Huawei Announces Kirin 990 Chipset with 16-Core GPU, Integrated 5G Modem

BY Rajesh Pandey

Published 6 Sep 2019

At its IFA 2019 conference, Huawei announced the Kirin 990 and Kirin 990 5G chipsets. The latter is based on the 7nm+ EUV fabrication process while the Kirin 990 is based on the 7nm fab process – same as the Kirin 980 from last year.

As the naming scheme makes it clear, the Kirin 990 comes in two variants: one with 5G and one without. This will help the company keep the cost low in regions where 5G networks are not available.

There are a few differences between the two apart from 5G connectivity as well. Both Kirin 990 chips feature support for LPDDR4 RAM, Mali-G76MP16 clocked at 700MHz, and an octa-core CPU configuration.

On the Kirin 980 5G, the 2x medium CPU cores are clocked at 2.36GHz while on the 4G variant, they are running at 2.09GHz. The 4x smaller Cortex-A55 cores are clocked at 1.95GHz on the Kirin 980 5G. On the 4G chip, the smaller cores are running at 1.86GHz. The 2x Cortex-A76 cores are running at 2.86GHz on both chips.

The Kirin 980 5G variant comes with a 2+1 Da Vinci NPU configuration, while the 4G Kirin 980 features 1+1 NPUs.

Kirin 990 4G vs 5G

In terms of performance, Huawei claims the Kirin 980 5G offers up to 10% increase in single-threaded performance and up to 9% in multi-core benchmarks.
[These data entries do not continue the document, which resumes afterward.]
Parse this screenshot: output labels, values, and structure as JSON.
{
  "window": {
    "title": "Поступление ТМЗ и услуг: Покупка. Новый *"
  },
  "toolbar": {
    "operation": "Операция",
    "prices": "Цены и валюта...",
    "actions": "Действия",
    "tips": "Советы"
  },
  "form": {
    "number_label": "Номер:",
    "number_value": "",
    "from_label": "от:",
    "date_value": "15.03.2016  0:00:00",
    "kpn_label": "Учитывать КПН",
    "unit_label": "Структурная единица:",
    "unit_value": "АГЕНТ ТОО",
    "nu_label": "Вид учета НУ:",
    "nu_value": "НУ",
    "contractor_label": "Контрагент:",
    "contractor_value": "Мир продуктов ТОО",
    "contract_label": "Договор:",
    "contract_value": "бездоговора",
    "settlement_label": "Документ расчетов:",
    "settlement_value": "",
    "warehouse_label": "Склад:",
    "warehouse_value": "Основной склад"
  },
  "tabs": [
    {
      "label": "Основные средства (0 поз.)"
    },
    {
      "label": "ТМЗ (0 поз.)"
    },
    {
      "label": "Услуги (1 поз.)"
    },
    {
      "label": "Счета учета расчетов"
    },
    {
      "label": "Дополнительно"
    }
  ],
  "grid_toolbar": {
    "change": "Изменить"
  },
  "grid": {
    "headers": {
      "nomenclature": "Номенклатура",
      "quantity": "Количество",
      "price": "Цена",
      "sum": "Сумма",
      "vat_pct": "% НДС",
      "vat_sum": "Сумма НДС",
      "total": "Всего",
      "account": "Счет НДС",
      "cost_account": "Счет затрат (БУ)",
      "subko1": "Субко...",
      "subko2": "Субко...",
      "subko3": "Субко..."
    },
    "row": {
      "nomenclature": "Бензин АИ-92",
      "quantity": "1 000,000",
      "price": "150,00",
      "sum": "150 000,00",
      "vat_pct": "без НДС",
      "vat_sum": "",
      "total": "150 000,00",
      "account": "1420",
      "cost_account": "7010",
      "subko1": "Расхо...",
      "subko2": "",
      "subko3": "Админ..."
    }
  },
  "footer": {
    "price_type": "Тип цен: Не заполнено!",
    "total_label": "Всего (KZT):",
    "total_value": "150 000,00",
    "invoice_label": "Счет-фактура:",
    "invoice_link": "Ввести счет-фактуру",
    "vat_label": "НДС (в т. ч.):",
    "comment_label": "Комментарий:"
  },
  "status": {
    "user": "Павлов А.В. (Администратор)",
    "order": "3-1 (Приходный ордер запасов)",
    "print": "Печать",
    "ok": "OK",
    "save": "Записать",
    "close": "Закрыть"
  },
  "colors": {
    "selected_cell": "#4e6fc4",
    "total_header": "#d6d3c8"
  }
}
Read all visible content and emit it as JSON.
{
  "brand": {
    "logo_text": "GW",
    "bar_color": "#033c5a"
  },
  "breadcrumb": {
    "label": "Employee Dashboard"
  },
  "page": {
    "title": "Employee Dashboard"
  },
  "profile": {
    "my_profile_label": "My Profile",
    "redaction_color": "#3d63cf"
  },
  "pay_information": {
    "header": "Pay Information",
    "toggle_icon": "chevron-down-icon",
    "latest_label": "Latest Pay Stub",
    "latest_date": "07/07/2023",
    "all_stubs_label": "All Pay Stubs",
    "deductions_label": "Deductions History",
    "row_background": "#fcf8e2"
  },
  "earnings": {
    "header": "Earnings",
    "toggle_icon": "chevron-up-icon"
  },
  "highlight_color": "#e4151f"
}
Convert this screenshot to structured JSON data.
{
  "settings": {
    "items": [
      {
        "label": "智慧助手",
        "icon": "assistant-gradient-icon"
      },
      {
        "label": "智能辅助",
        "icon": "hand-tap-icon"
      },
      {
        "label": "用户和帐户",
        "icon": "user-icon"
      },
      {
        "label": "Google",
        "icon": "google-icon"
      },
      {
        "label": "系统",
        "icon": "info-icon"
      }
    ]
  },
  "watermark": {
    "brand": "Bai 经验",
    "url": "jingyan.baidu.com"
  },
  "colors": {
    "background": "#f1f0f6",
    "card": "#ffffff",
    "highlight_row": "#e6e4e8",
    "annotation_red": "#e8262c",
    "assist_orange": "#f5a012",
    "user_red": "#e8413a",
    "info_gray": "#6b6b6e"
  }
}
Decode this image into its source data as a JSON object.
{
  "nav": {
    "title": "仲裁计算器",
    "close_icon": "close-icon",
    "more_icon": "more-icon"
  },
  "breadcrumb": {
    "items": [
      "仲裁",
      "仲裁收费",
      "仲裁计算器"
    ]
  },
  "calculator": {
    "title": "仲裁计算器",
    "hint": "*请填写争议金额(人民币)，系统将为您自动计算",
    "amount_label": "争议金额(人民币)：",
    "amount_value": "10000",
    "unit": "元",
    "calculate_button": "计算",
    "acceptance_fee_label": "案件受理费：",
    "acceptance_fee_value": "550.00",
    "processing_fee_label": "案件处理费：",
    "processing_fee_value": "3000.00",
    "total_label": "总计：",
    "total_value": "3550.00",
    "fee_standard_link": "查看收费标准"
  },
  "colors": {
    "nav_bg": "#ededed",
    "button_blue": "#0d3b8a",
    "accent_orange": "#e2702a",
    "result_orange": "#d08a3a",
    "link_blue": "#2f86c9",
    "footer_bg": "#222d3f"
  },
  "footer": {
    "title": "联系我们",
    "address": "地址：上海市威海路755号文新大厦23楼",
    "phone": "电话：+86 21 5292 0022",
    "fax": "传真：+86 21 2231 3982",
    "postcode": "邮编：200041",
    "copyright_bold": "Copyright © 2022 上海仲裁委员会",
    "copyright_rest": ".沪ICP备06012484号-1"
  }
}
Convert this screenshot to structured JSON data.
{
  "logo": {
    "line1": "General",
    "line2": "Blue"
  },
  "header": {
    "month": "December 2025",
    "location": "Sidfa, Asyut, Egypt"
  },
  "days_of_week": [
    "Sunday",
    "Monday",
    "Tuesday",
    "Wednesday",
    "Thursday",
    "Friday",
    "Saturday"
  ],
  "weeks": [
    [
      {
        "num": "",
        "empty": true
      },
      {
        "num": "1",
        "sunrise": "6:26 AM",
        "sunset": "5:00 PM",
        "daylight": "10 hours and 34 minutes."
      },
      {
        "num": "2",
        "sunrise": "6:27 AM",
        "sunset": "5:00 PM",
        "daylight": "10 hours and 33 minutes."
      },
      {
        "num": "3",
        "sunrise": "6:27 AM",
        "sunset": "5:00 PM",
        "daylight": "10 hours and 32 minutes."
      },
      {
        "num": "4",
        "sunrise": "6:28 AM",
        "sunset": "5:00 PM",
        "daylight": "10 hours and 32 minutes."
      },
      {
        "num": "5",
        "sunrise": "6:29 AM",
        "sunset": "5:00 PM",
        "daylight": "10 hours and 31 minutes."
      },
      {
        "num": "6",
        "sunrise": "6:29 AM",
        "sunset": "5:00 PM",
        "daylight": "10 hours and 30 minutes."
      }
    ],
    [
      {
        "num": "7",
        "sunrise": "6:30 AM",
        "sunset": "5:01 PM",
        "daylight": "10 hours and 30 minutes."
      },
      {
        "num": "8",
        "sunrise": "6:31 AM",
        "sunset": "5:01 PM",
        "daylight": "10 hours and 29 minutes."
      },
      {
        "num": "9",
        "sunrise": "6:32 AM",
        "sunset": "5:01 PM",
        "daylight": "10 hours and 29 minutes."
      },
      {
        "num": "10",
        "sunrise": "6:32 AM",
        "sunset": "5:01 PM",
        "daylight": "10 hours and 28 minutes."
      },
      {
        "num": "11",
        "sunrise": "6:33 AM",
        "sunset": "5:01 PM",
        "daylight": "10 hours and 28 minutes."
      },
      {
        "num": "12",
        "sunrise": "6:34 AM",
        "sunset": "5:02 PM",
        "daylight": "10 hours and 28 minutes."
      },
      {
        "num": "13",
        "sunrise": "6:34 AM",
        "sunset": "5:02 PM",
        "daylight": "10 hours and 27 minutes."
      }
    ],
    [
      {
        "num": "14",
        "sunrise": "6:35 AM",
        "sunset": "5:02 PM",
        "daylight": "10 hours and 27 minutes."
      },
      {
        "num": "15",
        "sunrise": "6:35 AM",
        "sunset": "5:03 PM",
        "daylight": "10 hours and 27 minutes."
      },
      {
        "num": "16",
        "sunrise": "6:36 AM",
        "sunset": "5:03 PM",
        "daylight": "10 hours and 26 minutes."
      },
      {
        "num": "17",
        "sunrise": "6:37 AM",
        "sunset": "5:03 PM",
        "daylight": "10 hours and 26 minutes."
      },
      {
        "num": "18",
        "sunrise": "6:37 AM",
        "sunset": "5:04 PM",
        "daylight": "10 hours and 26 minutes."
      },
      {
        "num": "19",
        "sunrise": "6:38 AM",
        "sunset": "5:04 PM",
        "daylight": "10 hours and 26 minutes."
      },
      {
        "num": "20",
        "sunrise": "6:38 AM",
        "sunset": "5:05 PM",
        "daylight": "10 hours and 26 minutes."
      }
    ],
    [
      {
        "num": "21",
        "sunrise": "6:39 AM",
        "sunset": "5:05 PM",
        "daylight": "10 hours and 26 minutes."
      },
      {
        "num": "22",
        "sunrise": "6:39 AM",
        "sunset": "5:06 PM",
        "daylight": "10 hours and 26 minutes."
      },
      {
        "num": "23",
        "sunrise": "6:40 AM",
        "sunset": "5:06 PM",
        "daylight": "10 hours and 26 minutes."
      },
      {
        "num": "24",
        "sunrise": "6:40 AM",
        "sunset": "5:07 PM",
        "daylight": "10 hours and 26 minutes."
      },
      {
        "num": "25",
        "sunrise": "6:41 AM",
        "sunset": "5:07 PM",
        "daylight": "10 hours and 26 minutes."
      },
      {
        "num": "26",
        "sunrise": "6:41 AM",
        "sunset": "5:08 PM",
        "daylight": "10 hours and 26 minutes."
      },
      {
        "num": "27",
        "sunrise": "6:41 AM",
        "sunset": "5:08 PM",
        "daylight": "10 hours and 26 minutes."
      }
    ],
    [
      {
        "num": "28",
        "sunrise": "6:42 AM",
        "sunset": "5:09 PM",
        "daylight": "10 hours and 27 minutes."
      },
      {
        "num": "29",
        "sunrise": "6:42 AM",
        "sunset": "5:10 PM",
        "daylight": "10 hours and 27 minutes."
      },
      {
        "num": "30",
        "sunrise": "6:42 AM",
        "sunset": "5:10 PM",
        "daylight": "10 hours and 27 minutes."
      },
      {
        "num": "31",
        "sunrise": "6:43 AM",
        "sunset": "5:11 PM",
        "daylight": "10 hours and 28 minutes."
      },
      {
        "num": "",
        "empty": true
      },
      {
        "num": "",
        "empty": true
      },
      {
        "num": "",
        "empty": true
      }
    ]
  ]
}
Power efficiency has also increased across the board with the middle A76 cores now up to 35% more efficient and the high-power A76 cores 12% more efficient.

The new 2+1 NPU on the Kirin 980 5G offers just about 2x performance improvement over the A12 Bionic chip from Apple.

The new ISP on the Kirin 990 chip offers better low-light imaging performance and better noise reduction while recording videos.

The Kirin 980 will likely power the Mate 30 series which Huawei is scheduled to announce on September 19. It is possible that the Kirin 980 5G will only be limited to the 5G variant of the Huawei Mate 30 Pro.